Bij bedrijfsbeëindiging is functieverandering toegestaan. Dit mag echter niet ten koste gaan van de agrarische functie van het gebied en mag geen belemmering vormen voor andere agrarische bedrijven.

4.3.2.3 Toetsing van het initiatief aan de Structuurvisie gemeente Heerde 2025

In dit geval is sprake van voormalig loonbedrijf die zich in de loop der jaren heeft ontwikkeld tot tuincentrum. Conform de structuurvisie worden dergelijke functieveranderingen toegestaan zolang dit niet ten kosten gaat van of belemmeringen vormt voor de agrarische functie. Zoals zal blijken uit het volgende hoofdstuk, en dan met name paragraaf 5.7, is hier geen sprake van. Geconcludeerd wordt dat het initiatief voldoet aan de uitgangspunten van het gemeentelijk beleid zoals verwoord in de Structuurvisie gemeente Heerde 2025.

4.3.3 Structuurvisie Landelijk Gebied
4.3.3.1 Algemeen

In de Structuurvisie landelijk gebied is het beleid geformuleerd op het buitengebied van de gemeente Heerde. De 'Structuurvisie Landelijk gebied' is op 27 juni 2005 vastgesteld door de raad van de gemeente Heerde. De hoofddoelstelling van de visie is het bieden van de ruimtelijke kaders aan een vitaal en leefbaar platteland, waarin gebiedseigen functies tot hun recht komen en nieuwe ontwikkelingen mogelijk zijn. Dit alles binnen de randvoorwaarden van groen, rust en ruimte.

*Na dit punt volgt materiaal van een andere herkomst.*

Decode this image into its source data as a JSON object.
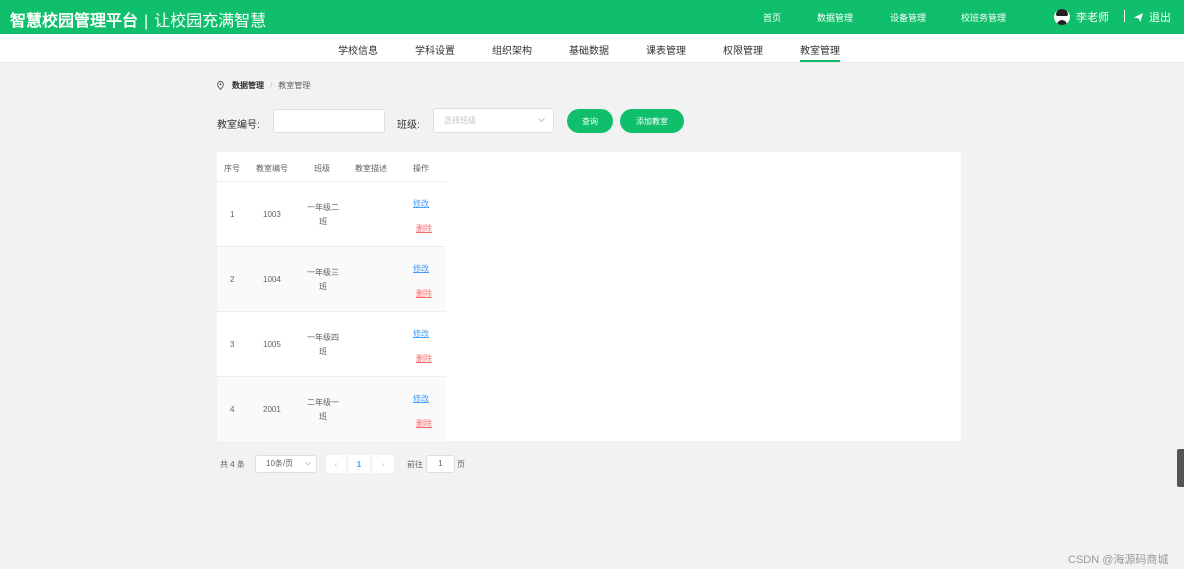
{
  "header": {
    "title": "智慧校园管理平台",
    "separator": "|",
    "slogan": "让校园充满智慧",
    "nav": [
      "首页",
      "数据管理",
      "设备管理",
      "校班务管理"
    ],
    "user_name": "李老师",
    "logout_label": "退出",
    "brand_color": "#0fbf6b"
  },
  "subnav": {
    "tabs": [
      "学校信息",
      "学科设置",
      "组织架构",
      "基础数据",
      "课表管理",
      "权限管理",
      "教室管理"
    ],
    "active": "教室管理"
  },
  "breadcrumb": {
    "parent": "数据管理",
    "separator": "/",
    "current": "教室管理"
  },
  "search": {
    "room_no_label": "教室编号:",
    "room_no_value": "",
    "class_label": "班级:",
    "class_placeholder": "选择班级",
    "query_button": "查询",
    "add_button": "添加教室"
  },
  "table": {
    "columns": [
      "序号",
      "教室编号",
      "班级",
      "教室描述",
      "操作"
    ],
    "rows": [
      {
        "index": "1",
        "room_no": "1003",
        "class": "一年级二班",
        "desc": "",
        "edit": "修改",
        "delete": "删除"
      },
      {
        "index": "2",
        "room_no": "1004",
        "class": "一年级三班",
        "desc": "",
        "edit": "修改",
        "delete": "删除"
      },
      {
        "index": "3",
        "room_no": "1005",
        "class": "一年级四班",
        "desc": "",
        "edit": "修改",
        "delete": "删除"
      },
      {
        "index": "4",
        "room_no": "2001",
        "class": "二年级一班",
        "desc": "",
        "edit": "修改",
        "delete": "删除"
      }
    ]
  },
  "pagination": {
    "total": "共 4 条",
    "page_size": "10条/页",
    "prev": "‹",
    "current_page": "1",
    "next": "›",
    "goto_label": "前往",
    "goto_value": "1",
    "page_suffix": "页"
  },
  "watermark": "CSDN @海源码商城"
}
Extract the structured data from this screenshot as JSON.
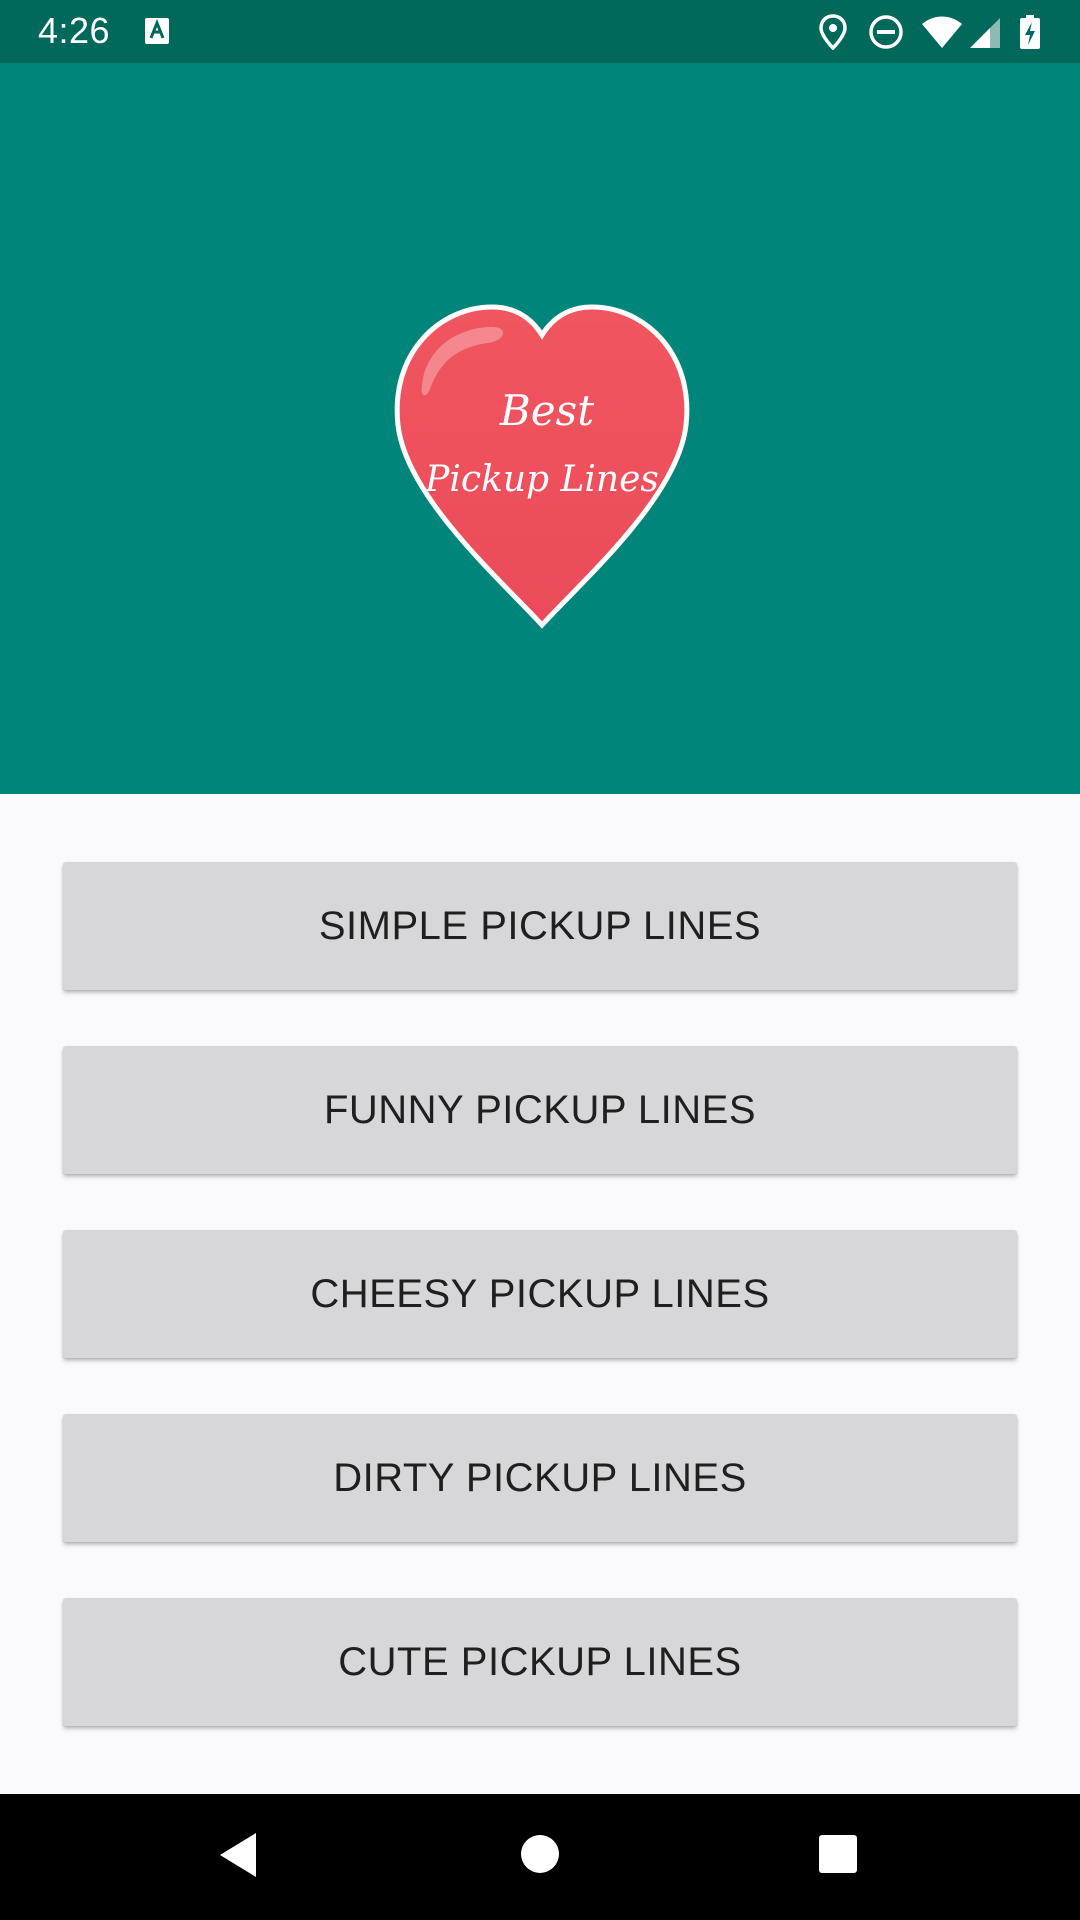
{
  "status_bar": {
    "time": "4:26",
    "icons": [
      "a-notification-icon",
      "location-icon",
      "do-not-disturb-icon",
      "wifi-icon",
      "signal-icon",
      "battery-charging-icon"
    ]
  },
  "header": {
    "background_color": "#00857a",
    "logo": {
      "icon": "heart-logo-icon",
      "line1": "Best",
      "line2": "Pickup Lines",
      "heart_color": "#ef4f5e"
    }
  },
  "menu": {
    "buttons": [
      {
        "label": "SIMPLE PICKUP LINES"
      },
      {
        "label": "FUNNY PICKUP LINES"
      },
      {
        "label": "CHEESY PICKUP LINES"
      },
      {
        "label": "DIRTY PICKUP LINES"
      },
      {
        "label": "CUTE PICKUP LINES"
      }
    ]
  },
  "nav_bar": {
    "icons": [
      "back-icon",
      "home-icon",
      "recents-icon"
    ]
  }
}
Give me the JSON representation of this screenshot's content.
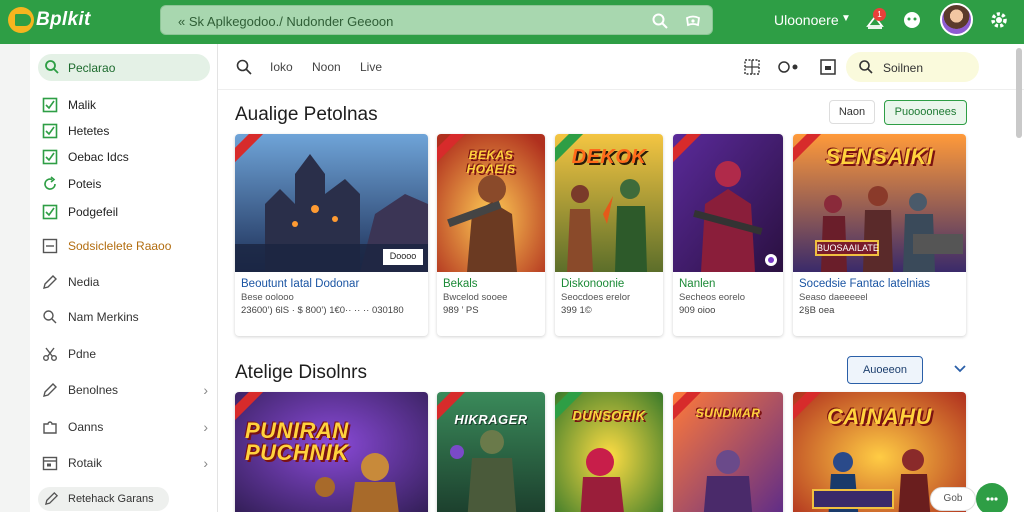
{
  "topbar": {
    "logo_text": "Bplkit",
    "search_text": "« Sk Aplkegodoo./ Nudonder  Geeoon",
    "account_label": "Uloonoere",
    "notif_count": "1",
    "colors": {
      "bar": "#2e9e45",
      "logo_accent": "#f5b51f"
    }
  },
  "sidebar": {
    "active_label": "Peclarao",
    "items": [
      {
        "label": "Malik",
        "icon": "check-box-icon"
      },
      {
        "label": "Hetetes",
        "icon": "check-box-icon"
      },
      {
        "label": "Oebac Idcs",
        "icon": "check-box-icon"
      },
      {
        "label": "Poteis",
        "icon": "refresh-icon"
      },
      {
        "label": "Podgefeil",
        "icon": "check-box-icon"
      },
      {
        "label": "Sodsiclelete Raaoo",
        "icon": "list-box-icon"
      },
      {
        "label": "Nedia",
        "icon": "pencil-icon"
      },
      {
        "label": "Nam Merkins",
        "icon": "search-icon"
      },
      {
        "label": "Pdne",
        "icon": "scissor-icon"
      },
      {
        "label": "Benolnes",
        "icon": "pencil-icon"
      },
      {
        "label": "Oanns",
        "icon": "puzzle-icon"
      },
      {
        "label": "Rotaik",
        "icon": "calendar-icon"
      }
    ],
    "footer_label": "Retehack Garans"
  },
  "toolbar": {
    "tabs": [
      "Ioko",
      "Noon",
      "Live"
    ],
    "pill_label": "Soilnen"
  },
  "section1": {
    "title": "Aualige Petolnas",
    "btn_plain": "Naon",
    "btn_green": "Puoooonees"
  },
  "section2": {
    "title": "Atelige Disolnrs",
    "btn_outline": "Auoeeon"
  },
  "cards_row1": [
    {
      "art_text": "",
      "title": "Beoutunt Iatal Dodonar",
      "sub": "Bese oolooo",
      "meta": "23600’) 6lS · $ 800’) 1€0·· ·· ·· 030180",
      "ribbon": "red",
      "badge": "Doooo"
    },
    {
      "art_text": "BEKAS HOAEIS",
      "title": "Bekals",
      "sub": "Bwcelod sooee",
      "meta": "989 ’ PS",
      "ribbon": "red",
      "badge": ""
    },
    {
      "art_text": "DEKOK",
      "title": "Diskonoonie",
      "sub": "Seocdoes erelor",
      "meta": "399 1©",
      "ribbon": "green",
      "badge": ""
    },
    {
      "art_text": "",
      "title": "Nanlen",
      "sub": "Secheos eorelo",
      "meta": "909 oioo",
      "ribbon": "red",
      "badge": ""
    },
    {
      "art_text": "SENSAIKI",
      "title": "Socedsie Fantac latelnias",
      "sub": "Seaso daeeeeel",
      "meta": "2§B oea",
      "ribbon": "red",
      "badge": "BUOSAAILATE"
    }
  ],
  "cards_row2": [
    {
      "art_text": "PUNIRAN PUCHNIK",
      "ribbon": "red"
    },
    {
      "art_text": "HIKRAGER",
      "ribbon": "red"
    },
    {
      "art_text": "DUNSORIK",
      "ribbon": "green"
    },
    {
      "art_text": "SUNDMAR",
      "ribbon": "red"
    },
    {
      "art_text": "CAINAHU",
      "ribbon": "red"
    }
  ],
  "footer_chip": "Gob"
}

De bovenstaande hoofddoelstelling is vertaald in enkele subdoelstellingen. Deze doelstellingen bepalen welke kwaliteiten van het landelijk gebied behouden en/of verder ontwikkeld moeten worden. De subdoelstellingen zijn:

  • De kenmerkende landschapsstructuur versterken;
  • Ruimte bieden aan een duurzame landbouw;
  • Het versterken van de sociaal-economische positie van het landelijk gebied;
  • Behoud en ontwikkelen van natuurwaarden;
  • Recreatieve mogelijkheden benutten;
  • Geen 'verstedelijking' van het landelijk gebied;
  • Het behoud, herstel en benutten van cultuurhistorische kwaliteit.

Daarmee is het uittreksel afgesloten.